Bab 4 (Perkara cabe rawit)

92 84 6
                                    

Hari minggu yang di nantikan pun tiba. Benar saja, hari ini aku tidak ada jadwal untuk latihan tari. Alhasil, hari ini aku berencana main ke rumah Indri untuk bertemu Bang Yovan seperti janji waktu itu. Sebelumnya aku juga sudah membuat janji bersama Indri untuk dijemput di persimpangan rumahnya karena ini juga pertama kalinya aku datang ke rumah Indri untuk bermain.

"Kamu sudah siap, Bel?", sapa Indri, menghampiriku bersama salah satu laki - laki yang ikut memboncengnya dengan sepeda motor. Tampaknya itu merupakan teman Bang Yovan yang biasa diajaknya.
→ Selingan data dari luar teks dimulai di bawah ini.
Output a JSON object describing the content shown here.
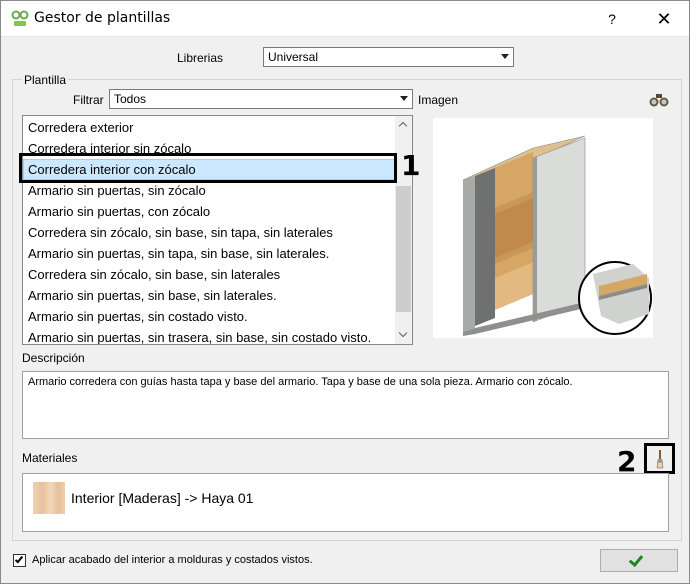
{
  "window": {
    "title": "Gestor de plantillas",
    "help_label": "?",
    "close_label": "✕"
  },
  "libraries": {
    "label": "Librerias",
    "selected": "Universal"
  },
  "template_group": {
    "title": "Plantilla",
    "filter_label": "Filtrar",
    "filter_selected": "Todos",
    "image_label": "Imagen",
    "items": [
      "Corredera exterior",
      "Corredera interior sin zócalo",
      "Corredera interior con zócalo",
      "Armario sin puertas, sin zócalo",
      "Armario sin puertas, con zócalo",
      "Corredera sin zócalo, sin base, sin tapa, sin laterales",
      "Armario sin puertas, sin tapa, sin base, sin laterales.",
      "Corredera sin zócalo, sin base, sin laterales",
      "Armario sin puertas, sin base, sin laterales.",
      "Armario sin puertas, sin costado visto.",
      "Armario sin puertas, sin trasera, sin base, sin costado visto."
    ],
    "selected_index": 2
  },
  "description": {
    "label": "Descripción",
    "text": "Armario corredera con guías hasta tapa y base del armario. Tapa y base de una sola pieza. Armario con zócalo."
  },
  "materials": {
    "label": "Materiales",
    "item": "Interior [Maderas] -> Haya 01"
  },
  "annotations": {
    "callout_1": "1",
    "callout_2": "2"
  },
  "footer": {
    "checkbox_label": "Aplicar acabado del interior a molduras y costados vistos.",
    "checkbox_checked": true
  },
  "colors": {
    "selection_bg": "#cce8ff",
    "ok_check": "#1a8a1a"
  }
}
"Sudah. Kamu boncengan Ndri? Terus aku sama siapa?", tanyaku saat melihat Indri yang sudah bersama orang lain di atas sepeda motor.

"Noh, sama Bang Yovan!" Tunjuk Indri ke arah Bang Yovan yang ternyata juga berada tidak jauh dari kami.

Ternyata tidak hanya Indri, tetapi Bang Yovan juga ikut menjemputku. Terlihat dia juga sudah memgendarai sepeda motornya. Aku pun hanya bisa terdiam dan tersipu malu karena sebelumnya tidak menyadari  kalau di sana juga ada Bang Yovan.

"Ayo naik, nanti ke buru siang", Bang Yovan menghampiriku karena saat ini jam sudah menunjukkan pukul 11.00 WIB.

"Eh, iya, Bang", jawabku, kemudian naik ke motor Bang Yovan. Saking gugup dan malunya, aku memilih memegang pundak Bang Yovan dan duduk dengan sedikit menjauh.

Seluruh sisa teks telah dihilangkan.